Diyarbakır'da İnanç Turizmi Atağı

Diyarbakır Müftüsü Yavuz Selim Karabayır, Diyarbakır’a yapılacak en büyük hizmetin manevi kimliğini izhar edip dünyayla paylaşmak olduğunu ve bu konuda çalışmalar yaptıklarını belirterek, “Türkiye’de bile birçok kimse Diyarbakır’da 500’den fazla sahabenin olduğundan habersiz. Bu hakikati bizim çok iyi anlatmamız gerekiyor. Şu anda yeryüzünde bu kadar sahabeyi barındıran bir şehir yok. Mekke, Medine’den sonra belki Şam’dadır” dedi.

Diyarbakır'da İnanç Turizmi Atağı
Diyarbakır’da düzenlenecek Mevlid Kandili etkinliklerini paylaşmak için İl Müftülüğünde basın mensuplarıyla bir araya gelen İl Müftüsü Yavuz Selim Karabayır, Mevlid-i Nebi Haftasının İslam ümmetine, Türkiye’ye ve Diyarbakır’a hayırlara vesile olmasını temenni ederek, “Bu meyanda İl Müftülüğü olarak 39 bini aşan Kur’an kursu ve 5 bini aşan 4-6 yaş grubu öğrencilerimizle devlet yurtlarında, esnafımızla ve hayatın her safhasında bu manada hizmetlere başlamış bulunuyoruz. Bugünden itibaren Diyarbakır sathında, ilçelerde, köylerde hizmetlerimiz başlamış durumda. Bugün nasip olursa Diyarbakır’ımızın bütün büyük camilerinde Mevlid-i Şerifler okutulacak, sohbetler yapılacak. Biz de inşallah Ulucami’de bulunacağız. Diyarbakırlı hemşehrilerimizle Efendimizin ruhaniyetine salavatlar okuyup dualar edeceğiz. Diyanet İşleri Başkanımız Prof. Dr. Ali Erbaş da bu Çarşamba Diyarbakır’ımıza gelecek ve bir konferans sunacak. Çeşitli etkinliklerde bulunacak. Bu vesile ile bütün vatandaşlarımızı konferansımıza bekliyoruz” diye konuştu.

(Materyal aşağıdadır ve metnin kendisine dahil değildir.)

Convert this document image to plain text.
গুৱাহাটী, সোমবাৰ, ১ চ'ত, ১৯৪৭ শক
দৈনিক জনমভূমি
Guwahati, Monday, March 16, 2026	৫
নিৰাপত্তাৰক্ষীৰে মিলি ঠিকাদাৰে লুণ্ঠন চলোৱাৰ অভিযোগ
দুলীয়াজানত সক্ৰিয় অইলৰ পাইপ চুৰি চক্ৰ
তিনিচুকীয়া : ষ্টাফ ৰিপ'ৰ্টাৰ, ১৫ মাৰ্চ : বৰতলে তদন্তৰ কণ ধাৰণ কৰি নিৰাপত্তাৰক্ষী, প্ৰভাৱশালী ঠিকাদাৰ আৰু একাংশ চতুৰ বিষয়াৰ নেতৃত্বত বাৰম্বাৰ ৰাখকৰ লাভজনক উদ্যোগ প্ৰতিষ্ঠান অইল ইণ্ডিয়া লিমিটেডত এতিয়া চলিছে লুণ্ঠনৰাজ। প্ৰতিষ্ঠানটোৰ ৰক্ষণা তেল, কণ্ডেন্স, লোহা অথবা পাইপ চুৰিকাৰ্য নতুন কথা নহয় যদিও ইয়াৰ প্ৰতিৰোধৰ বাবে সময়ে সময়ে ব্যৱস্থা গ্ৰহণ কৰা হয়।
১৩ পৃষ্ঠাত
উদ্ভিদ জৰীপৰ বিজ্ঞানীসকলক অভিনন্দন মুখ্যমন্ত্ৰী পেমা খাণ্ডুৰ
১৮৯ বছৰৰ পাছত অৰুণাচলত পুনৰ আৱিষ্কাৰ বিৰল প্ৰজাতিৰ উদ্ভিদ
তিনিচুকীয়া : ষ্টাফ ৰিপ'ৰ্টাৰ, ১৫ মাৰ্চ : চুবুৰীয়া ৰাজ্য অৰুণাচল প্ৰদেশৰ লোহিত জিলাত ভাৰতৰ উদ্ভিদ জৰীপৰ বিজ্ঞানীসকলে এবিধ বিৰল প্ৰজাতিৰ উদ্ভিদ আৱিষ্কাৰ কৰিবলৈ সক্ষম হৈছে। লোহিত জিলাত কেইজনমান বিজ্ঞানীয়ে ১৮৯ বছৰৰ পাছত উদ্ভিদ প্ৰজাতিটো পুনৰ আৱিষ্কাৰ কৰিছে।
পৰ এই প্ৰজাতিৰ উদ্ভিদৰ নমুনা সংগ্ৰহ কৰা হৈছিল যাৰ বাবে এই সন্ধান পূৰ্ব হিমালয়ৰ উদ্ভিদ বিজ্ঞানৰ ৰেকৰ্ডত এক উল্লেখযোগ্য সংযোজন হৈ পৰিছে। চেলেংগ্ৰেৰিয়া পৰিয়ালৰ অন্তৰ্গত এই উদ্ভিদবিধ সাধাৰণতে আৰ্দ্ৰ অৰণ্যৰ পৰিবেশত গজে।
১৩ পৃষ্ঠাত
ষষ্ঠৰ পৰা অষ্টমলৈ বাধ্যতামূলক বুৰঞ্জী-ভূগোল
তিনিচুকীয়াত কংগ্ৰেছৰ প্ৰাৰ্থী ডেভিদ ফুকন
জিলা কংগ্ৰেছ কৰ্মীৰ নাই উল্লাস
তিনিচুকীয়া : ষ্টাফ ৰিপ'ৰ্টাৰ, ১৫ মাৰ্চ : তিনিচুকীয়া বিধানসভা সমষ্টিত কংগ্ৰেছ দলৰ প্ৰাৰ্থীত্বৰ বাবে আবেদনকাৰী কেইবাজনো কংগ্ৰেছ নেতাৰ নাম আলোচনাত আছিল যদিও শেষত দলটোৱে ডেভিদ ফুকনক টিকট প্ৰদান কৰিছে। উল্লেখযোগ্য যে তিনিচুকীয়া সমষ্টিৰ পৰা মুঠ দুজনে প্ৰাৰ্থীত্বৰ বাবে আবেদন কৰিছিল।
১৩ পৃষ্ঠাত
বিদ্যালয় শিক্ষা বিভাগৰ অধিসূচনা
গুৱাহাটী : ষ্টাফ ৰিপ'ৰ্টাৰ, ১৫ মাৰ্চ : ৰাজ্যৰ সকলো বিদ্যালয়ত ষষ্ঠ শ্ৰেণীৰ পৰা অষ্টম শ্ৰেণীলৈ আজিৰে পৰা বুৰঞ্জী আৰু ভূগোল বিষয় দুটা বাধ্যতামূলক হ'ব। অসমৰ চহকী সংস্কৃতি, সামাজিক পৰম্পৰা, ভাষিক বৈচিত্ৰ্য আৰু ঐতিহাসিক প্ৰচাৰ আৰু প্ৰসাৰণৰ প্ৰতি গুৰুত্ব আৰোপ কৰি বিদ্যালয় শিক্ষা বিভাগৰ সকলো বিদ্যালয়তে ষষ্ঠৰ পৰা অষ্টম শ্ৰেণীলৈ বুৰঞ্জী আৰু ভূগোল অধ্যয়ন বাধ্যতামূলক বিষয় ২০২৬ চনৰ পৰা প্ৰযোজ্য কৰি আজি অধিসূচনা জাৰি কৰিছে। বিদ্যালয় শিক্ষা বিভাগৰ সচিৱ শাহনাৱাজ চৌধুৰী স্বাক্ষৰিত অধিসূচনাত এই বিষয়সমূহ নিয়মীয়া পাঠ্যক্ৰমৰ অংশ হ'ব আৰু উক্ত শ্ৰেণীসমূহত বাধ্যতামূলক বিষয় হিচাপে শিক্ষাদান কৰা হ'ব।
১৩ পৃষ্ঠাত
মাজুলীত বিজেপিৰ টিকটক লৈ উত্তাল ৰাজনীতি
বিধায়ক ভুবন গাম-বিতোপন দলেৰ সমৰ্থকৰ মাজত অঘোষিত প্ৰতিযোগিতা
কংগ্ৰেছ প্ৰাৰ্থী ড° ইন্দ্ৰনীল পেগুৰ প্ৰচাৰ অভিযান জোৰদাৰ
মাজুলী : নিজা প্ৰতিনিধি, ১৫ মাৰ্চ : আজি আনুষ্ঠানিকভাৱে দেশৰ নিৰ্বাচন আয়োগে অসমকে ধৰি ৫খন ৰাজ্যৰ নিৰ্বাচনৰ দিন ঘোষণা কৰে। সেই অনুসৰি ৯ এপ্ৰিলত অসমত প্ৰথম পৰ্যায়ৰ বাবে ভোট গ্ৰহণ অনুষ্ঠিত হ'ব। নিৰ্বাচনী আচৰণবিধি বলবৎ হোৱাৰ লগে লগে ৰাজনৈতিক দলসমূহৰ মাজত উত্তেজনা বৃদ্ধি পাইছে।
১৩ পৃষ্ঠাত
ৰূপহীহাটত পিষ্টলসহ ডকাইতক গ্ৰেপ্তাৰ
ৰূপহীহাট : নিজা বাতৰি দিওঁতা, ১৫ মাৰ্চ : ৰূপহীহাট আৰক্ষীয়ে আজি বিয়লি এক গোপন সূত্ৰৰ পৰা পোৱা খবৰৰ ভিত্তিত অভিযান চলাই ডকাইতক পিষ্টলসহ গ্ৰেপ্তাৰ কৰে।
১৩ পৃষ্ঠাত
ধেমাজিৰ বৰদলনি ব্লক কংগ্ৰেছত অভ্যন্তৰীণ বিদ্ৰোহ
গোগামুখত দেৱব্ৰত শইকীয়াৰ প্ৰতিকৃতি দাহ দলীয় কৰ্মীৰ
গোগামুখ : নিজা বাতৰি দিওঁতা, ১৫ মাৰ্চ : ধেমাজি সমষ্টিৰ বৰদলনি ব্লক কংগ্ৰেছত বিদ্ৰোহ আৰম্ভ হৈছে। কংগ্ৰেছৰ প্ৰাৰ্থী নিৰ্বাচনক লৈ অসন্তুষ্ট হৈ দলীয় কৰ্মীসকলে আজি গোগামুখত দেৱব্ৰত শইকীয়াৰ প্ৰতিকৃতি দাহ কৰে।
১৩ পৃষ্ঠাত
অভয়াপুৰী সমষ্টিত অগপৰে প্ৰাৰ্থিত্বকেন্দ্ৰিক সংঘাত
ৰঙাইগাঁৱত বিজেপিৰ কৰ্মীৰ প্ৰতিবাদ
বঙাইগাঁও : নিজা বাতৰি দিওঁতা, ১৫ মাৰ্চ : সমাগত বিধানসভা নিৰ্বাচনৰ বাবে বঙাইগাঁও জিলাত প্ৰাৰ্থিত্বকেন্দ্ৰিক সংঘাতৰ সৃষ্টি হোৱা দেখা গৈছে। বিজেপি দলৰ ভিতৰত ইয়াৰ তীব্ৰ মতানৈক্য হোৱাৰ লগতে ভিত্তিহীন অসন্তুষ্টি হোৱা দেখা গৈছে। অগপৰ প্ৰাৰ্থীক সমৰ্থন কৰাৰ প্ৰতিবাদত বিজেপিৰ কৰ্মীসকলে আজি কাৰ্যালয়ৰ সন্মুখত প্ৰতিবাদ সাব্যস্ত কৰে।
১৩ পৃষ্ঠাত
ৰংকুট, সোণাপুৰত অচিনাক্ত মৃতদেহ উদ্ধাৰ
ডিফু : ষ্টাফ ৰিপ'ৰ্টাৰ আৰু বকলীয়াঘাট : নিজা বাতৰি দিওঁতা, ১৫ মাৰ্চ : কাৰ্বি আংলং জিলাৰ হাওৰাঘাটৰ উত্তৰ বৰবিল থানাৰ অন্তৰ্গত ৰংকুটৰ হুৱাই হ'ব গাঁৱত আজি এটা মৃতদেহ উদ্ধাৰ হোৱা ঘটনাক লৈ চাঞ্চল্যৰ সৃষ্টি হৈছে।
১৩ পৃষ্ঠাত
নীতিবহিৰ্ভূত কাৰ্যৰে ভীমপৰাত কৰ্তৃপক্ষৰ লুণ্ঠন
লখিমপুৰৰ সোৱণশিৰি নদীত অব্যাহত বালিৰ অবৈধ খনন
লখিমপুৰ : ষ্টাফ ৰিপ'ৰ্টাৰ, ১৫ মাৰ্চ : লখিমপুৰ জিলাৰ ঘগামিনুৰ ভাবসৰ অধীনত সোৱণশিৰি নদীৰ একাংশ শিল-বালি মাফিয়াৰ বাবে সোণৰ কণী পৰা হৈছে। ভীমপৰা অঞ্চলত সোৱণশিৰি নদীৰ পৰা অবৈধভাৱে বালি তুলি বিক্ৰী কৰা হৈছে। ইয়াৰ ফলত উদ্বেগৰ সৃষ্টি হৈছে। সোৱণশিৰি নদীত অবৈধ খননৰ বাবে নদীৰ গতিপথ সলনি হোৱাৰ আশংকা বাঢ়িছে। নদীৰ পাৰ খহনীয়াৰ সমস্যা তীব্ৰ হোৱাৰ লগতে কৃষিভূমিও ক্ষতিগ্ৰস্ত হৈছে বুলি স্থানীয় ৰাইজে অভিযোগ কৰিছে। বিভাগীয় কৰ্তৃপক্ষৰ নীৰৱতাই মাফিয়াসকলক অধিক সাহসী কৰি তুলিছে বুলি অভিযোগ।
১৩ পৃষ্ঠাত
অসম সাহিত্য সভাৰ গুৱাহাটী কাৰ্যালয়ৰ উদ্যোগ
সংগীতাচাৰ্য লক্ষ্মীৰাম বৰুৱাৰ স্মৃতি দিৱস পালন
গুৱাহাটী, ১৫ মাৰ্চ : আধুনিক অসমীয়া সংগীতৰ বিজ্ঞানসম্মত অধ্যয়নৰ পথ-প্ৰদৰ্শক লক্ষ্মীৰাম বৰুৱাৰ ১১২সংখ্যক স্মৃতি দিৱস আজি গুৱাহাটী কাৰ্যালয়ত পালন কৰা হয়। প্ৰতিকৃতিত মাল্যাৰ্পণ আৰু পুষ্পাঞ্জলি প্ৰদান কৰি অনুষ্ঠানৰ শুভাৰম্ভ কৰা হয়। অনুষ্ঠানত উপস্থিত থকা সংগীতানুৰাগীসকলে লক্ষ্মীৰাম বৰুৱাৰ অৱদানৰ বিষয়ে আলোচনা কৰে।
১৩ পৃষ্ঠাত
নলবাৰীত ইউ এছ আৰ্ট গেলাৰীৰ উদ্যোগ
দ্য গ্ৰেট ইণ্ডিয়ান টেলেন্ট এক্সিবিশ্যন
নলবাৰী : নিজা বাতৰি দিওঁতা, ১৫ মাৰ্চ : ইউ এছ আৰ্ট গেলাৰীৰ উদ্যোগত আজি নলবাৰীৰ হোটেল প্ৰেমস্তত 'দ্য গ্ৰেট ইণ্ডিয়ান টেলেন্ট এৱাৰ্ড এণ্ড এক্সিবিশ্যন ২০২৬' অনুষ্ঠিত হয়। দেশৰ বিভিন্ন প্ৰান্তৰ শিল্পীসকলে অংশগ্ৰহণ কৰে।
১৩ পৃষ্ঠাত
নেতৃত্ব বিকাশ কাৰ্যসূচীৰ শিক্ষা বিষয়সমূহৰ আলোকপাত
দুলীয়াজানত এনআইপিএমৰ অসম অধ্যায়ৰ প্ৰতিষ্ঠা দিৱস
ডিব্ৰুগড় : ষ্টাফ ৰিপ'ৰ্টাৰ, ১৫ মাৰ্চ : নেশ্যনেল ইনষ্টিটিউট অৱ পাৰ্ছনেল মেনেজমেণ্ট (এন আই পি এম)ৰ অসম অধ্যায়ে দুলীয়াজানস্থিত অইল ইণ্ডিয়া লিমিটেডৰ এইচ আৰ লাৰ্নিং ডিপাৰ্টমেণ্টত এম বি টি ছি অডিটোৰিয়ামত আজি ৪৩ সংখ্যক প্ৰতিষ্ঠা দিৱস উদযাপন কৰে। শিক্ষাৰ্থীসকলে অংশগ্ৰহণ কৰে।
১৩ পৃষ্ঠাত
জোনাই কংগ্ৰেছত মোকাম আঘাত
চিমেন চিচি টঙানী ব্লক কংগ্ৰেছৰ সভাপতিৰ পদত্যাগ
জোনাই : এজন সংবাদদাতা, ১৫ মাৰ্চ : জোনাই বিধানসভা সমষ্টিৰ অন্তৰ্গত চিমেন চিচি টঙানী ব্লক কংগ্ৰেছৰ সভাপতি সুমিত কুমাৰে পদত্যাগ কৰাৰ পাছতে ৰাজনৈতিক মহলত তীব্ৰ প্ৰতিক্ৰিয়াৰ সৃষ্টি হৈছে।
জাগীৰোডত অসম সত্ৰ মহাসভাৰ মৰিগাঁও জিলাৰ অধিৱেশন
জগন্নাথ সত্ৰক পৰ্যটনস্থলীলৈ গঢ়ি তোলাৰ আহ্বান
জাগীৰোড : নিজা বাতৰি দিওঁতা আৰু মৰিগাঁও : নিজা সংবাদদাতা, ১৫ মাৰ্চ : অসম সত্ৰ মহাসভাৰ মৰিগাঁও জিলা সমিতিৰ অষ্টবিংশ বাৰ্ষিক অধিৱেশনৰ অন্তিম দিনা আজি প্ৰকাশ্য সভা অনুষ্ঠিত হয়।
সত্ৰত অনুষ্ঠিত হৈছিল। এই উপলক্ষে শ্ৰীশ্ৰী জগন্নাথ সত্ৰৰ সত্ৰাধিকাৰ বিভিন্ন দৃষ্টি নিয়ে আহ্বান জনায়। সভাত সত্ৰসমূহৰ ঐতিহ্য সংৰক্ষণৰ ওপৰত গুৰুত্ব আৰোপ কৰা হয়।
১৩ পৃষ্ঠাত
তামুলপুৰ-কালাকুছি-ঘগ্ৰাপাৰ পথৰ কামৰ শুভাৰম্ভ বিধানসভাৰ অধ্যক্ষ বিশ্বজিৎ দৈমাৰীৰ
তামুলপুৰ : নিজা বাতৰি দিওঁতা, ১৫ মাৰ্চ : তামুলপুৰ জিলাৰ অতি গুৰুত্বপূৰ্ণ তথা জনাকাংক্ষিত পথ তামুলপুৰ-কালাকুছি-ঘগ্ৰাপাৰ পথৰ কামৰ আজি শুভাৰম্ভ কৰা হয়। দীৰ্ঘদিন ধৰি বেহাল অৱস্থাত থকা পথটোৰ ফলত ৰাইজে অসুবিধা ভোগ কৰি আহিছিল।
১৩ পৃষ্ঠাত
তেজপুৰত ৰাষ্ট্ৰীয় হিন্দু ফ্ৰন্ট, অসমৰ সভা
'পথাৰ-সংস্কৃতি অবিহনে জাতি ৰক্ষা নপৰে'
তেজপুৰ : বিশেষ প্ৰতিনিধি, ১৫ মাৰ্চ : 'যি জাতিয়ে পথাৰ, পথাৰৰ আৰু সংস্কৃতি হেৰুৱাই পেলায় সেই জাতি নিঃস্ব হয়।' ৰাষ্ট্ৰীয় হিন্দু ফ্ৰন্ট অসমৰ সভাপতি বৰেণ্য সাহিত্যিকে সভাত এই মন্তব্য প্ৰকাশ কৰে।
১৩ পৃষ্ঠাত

“Hicri Takvime göre hangi güne denk o gün idrak edilecek”

Mevlid Kandilinin bundan sonra Hicri Takvime göre hangi güne denk geliyorsa artık o gün kutlanacağını anımsatan Karabayır, “Hazreti Muhammed’in doğduğu yıl nisan ayına denk gelmiş. Belki de bunu dikkate alarak Kutlu Doğum haftaları icra edildi. Kameri Takvime göre sürekli zaman değişmiş olacağından kışa da denk gelen mevlid kandillerinde hem kışın mevlid kandili hem de bahar da kutlu doğum haftası olmasın diye düşünülmüş. O zaman da bu tartışmalar devam ediyordu zaten. Daha sonra bu FETÖ ile ilgili açıklamalar, tereddütler başlayınca da en güzeli daha önce olduğu Mevlid Kandili olarak hangi güne denk geliyorsa o günü o haftanın içerisine alarak tarih belirleyerek o haftayı Mevlid-i Nebi haftası olarak ilan etmeye karar verildi.

Böyle daha uygun oldu. Kafalar karışmamış oluyor. Hem de o tür yanlış anlaşılmalar, toplumu zedeleyen ve yanlış bir algı oluşmasına da engel olacağına inanıyoruz. Bundan sonra inşallah normal şekliyle Mevlid Kandili yaza da denk gelse kışa da denk gelse ona göre Mevlid-i Nebi Haftası idrak edilecek” ifadelerini kullandı.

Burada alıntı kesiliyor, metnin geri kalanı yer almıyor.